9 Romania recovered faster than expected, and thus did not receive the remaining €1.0bn bailout support originally scheduled for 2011.[44][45]
10 Romania had a precautionary credit line with €5.0bn available to draw money from if needed, during the period March 2011-June 2013; but entirely avoided to draw on it.[46][47][12][48] During the period, the World Bank however supported with a transfer of €0.4bn as a DPL3 development loan programme and €0.75bn as results based financing for social assistance and health.[49]

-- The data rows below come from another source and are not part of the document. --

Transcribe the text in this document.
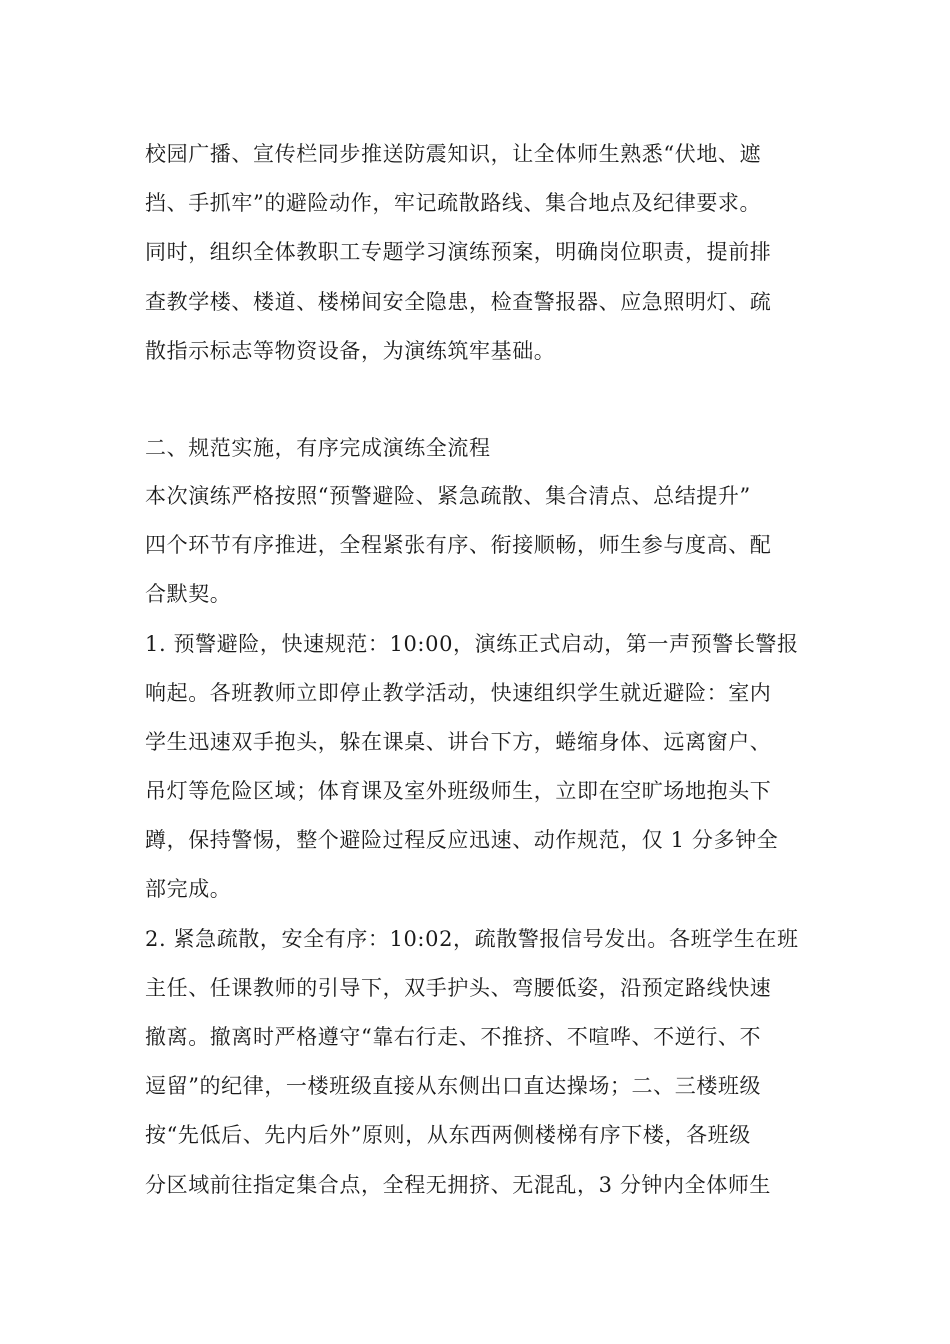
校园广播、宣传栏同步推送防震知识，让全体师生熟悉“伏地、遮
挡、手抓牢”的避险动作，牢记疏散路线、集合地点及纪律要求。
同时，组织全体教职工专题学习演练预案，明确岗位职责，提前排
查教学楼、楼道、楼梯间安全隐患，检查警报器、应急照明灯、疏
散指示标志等物资设备，为演练筑牢基础。
二、规范实施，有序完成演练全流程
本次演练严格按照“预警避险、紧急疏散、集合清点、总结提升”
四个环节有序推进，全程紧张有序、衔接顺畅，师生参与度高、配
合默契。
1. 预警避险，快速规范：10:00，演练正式启动，第一声预警长警报
响起。各班教师立即停止教学活动，快速组织学生就近避险：室内
学生迅速双手抱头，躲在课桌、讲台下方，蜷缩身体、远离窗户、
吊灯等危险区域；体育课及室外班级师生，立即在空旷场地抱头下
蹲，保持警惕，整个避险过程反应迅速、动作规范，仅 1 分多钟全
部完成。
2. 紧急疏散，安全有序：10:02，疏散警报信号发出。各班学生在班
主任、任课教师的引导下，双手护头、弯腰低姿，沿预定路线快速
撤离。撤离时严格遵守“靠右行走、不推挤、不喧哗、不逆行、不
逗留”的纪律，一楼班级直接从东侧出口直达操场；二、三楼班级
按“先低后、先内后外”原则，从东西两侧楼梯有序下楼，各班级
分区域前往指定集合点，全程无拥挤、无混乱，3 分钟内全体师生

11 Romania had a second €4bn precautionary credit line established jointly by IMF and EU, of which IMF accounts for SDR 1.75134bn = €2bn, which is available to draw money from if needed during the period from October 2013 to 30 September 2015. In addition the World Bank also made €1bn available under a Development Policy Loan with a deferred drawdown option valid from January 2013 through December 2015.[50] The World Bank will throughout the period also continue providing earlier committed development programme support of €0.891bn,[51][52] but this extra transfer is not accounted for as "bailout support" in the third programme due to being "earlier committed amounts". In April 2014, the World Bank increased their support by adding the transfer of a first €0.75bn Fiscal Effectiveness and Growth Development Policy Loan,[53] with the final second FEG-DPL tranch on €0.75bn (worth about $1bn) to be contracted in the first part of 2015.[54] No money had been drawn from the precautionary credit line, as of May 2014.
12 Spain's €100bn support package has been earmarked only for recapitalisation of the financial sector.[55] Initially an EFSF emergency account with €30bn was available, but nothing was drawn, and it was cancelled again in November 2012 after being superseded by the regular ESM recapitalisation programme.[56] The first ESM recapitalisation tranch of €39.47bn was approved 28 November,[57][58] and transferred to the bank recapitalisation fund of the Spanish government (FROB) on 11 December 2012.[56] A second tranch for "category 2" banks on €1.86n was approved by the Commission on 20 December,[59] and finally transferred by ESM on 5 February 2013.[60] "Category 3" banks were also subject for a possible third tranch in June 2013, in case they failed before then to acquire sufficient additional capital funding from private markets.[61] During January 2013, all "category 3" banks however managed to fully recapitalise through private markets and thus will not be in need for any State aid. The remaining €58.7bn of the initial support package is thus not expected to be activated, but will stay available as a fund with precautionary capital reserves to possibly draw upon if unexpected things happen - until 31 December 2013.[55][62] In total €41.3bn out of the available €100bn was transferred.[63] Upon the scheduled exit of the programme, no follow-up assistance was requested.[64]